Comments (6)
@kyle-v6x Could you describe what behavior you would expect? Setting a small downscaling factor could block downscaling altogether, even if the traffic is 10% of the expected amount of traffic the current N running replicas should handle, defined by your own autoscaling config.
The purpose of a small downscaling factor is to prevent the serve controller from making drastic decisions, e.g. dropping from 100 replicas to 10 replicas. However it should not be prevent the number of replicas from dropping from 2 replicas to 1 replica if the current traffic is way below what 2 replicas can handle.
from ray.
So there's a few issues with the merged solution:
- It changes the way the scaling factor operates for all values. Let's say you have a scaling factor of 0.6, the new code will drastically change the behaviour of the autoscaler as it will always remove one replica despite the smoothed value. For a cluster with 5 workers during a low-traffic period, this could cause a 20% mismatch in capacity. There is no way to easilly explain this behaviour, and it contradicts the config parameter
- Previously, low scaling factors could actually be a benefit by providing a 'soft-min' for replica counts. After this point, the cluster would only scale down if the traffic was 0.
I would argue that the previous behaviour was not an issue, as it followed the expected behaviour of a low multiplicative factor. The new behaviour breaks smoothing for any clusters with a low numbers of replicas. It would be nice to revert the changes at least untill another solution is found that doesn't also break large scaling values (>=0.6).
Regarding potential long-term solutions after reverting the current solution:
- Compute a momentum value based on previous scaling decisions, so each decision is not made indepentantly
- Apply some log factor to squish the possible inputs
- Apply some conditional logic to increase the smoothing factor for low replica counts:
if smoothing_factor < 0.55: smoothing_factor = min(0.55, smoothing_factor + 1/num_running_replicas)
From my own testing, the third option seems the most ideal.
from ray.
@kyle-v6x Could you help me better understand your issue?
For a cluster with 5 workers during a low-traffic period, this could cause a 20% mismatch in capacity.

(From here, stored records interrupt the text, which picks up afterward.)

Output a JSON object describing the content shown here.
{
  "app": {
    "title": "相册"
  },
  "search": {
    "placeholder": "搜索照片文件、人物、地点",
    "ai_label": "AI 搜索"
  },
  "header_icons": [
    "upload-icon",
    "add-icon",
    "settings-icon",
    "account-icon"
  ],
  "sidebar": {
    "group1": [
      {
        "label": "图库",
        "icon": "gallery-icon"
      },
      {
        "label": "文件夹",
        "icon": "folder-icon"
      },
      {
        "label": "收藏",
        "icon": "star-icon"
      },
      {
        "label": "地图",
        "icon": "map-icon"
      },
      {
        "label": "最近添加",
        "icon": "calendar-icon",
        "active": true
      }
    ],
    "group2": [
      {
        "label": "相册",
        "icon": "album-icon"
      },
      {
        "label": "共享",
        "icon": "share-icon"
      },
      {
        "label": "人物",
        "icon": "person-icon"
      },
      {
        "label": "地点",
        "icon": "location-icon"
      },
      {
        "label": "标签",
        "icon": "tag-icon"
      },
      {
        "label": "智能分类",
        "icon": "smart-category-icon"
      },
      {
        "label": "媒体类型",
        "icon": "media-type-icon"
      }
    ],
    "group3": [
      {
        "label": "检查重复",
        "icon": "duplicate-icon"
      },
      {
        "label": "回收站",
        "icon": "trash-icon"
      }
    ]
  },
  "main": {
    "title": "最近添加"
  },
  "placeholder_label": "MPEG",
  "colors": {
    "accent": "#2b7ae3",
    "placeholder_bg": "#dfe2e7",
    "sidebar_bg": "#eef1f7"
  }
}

In this case, Serve will decrease the number of replicas only if traffic is consistently at less than 80% of what your 5 workers is expected to handle. If you don't want the number of replicas to decrease in this case, you can tune target_ongoing_requests
(if you'd rather have each worker handle less traffic), min_replicas
(if you want to have each worker handle the same amount of traffic, but don't want the number of workers to drop below 5), or downscale_delay_s
(if you want to decrease the frequency of downscale decisions to prevent oscillation).
Previously, low scaling factors could actually be a benefit by providing a 'soft-min' for replica counts. After this point, the cluster would only scale down if the traffic was 0.
Although this was a side effect of low scaling factors before, I think this is not the original intended purpose. Our motivation for introducing scaling factor was to prevent Serve from introducing too big of a "delta" in the number of replicas running in the cluster, to prevent oscillation in the replica graph. If "soft min" is your goal (i.e. only decrease replicas if traffic is zero, but otherwise keep it at some positive minimum of replicas) in my opinion this is more of a feature request. Do you want to file a github issue for this, and assign it to the Serve team?
from ray.
Of course.
In this case, Serve will decrease the number of replicas only if traffic is consistently at less than 80% of what your 5 workers is expected to handle.
With the changes made, it will decrease the workers by one on the first downscaling_delay check, completely bypassing the scaling factor. As the warning previously mentioned, the scaling factor would only cause issues less than ~0.6. These changes are applied to all ranges of scaling factors, even those above 0.6. So the new logic will always result in 1 less worker than before the change. With 100 workers, it's marginal, but at something like 5 workers, this is a 20% error. This change fundamentally breaks the downscaling_factor for clusters with a low number of replicas. Even when the scaling_factor is greater than 0.6.
or downscale_delay_s (if you want to decrease the frequency of downscale decisions to prevent oscillation)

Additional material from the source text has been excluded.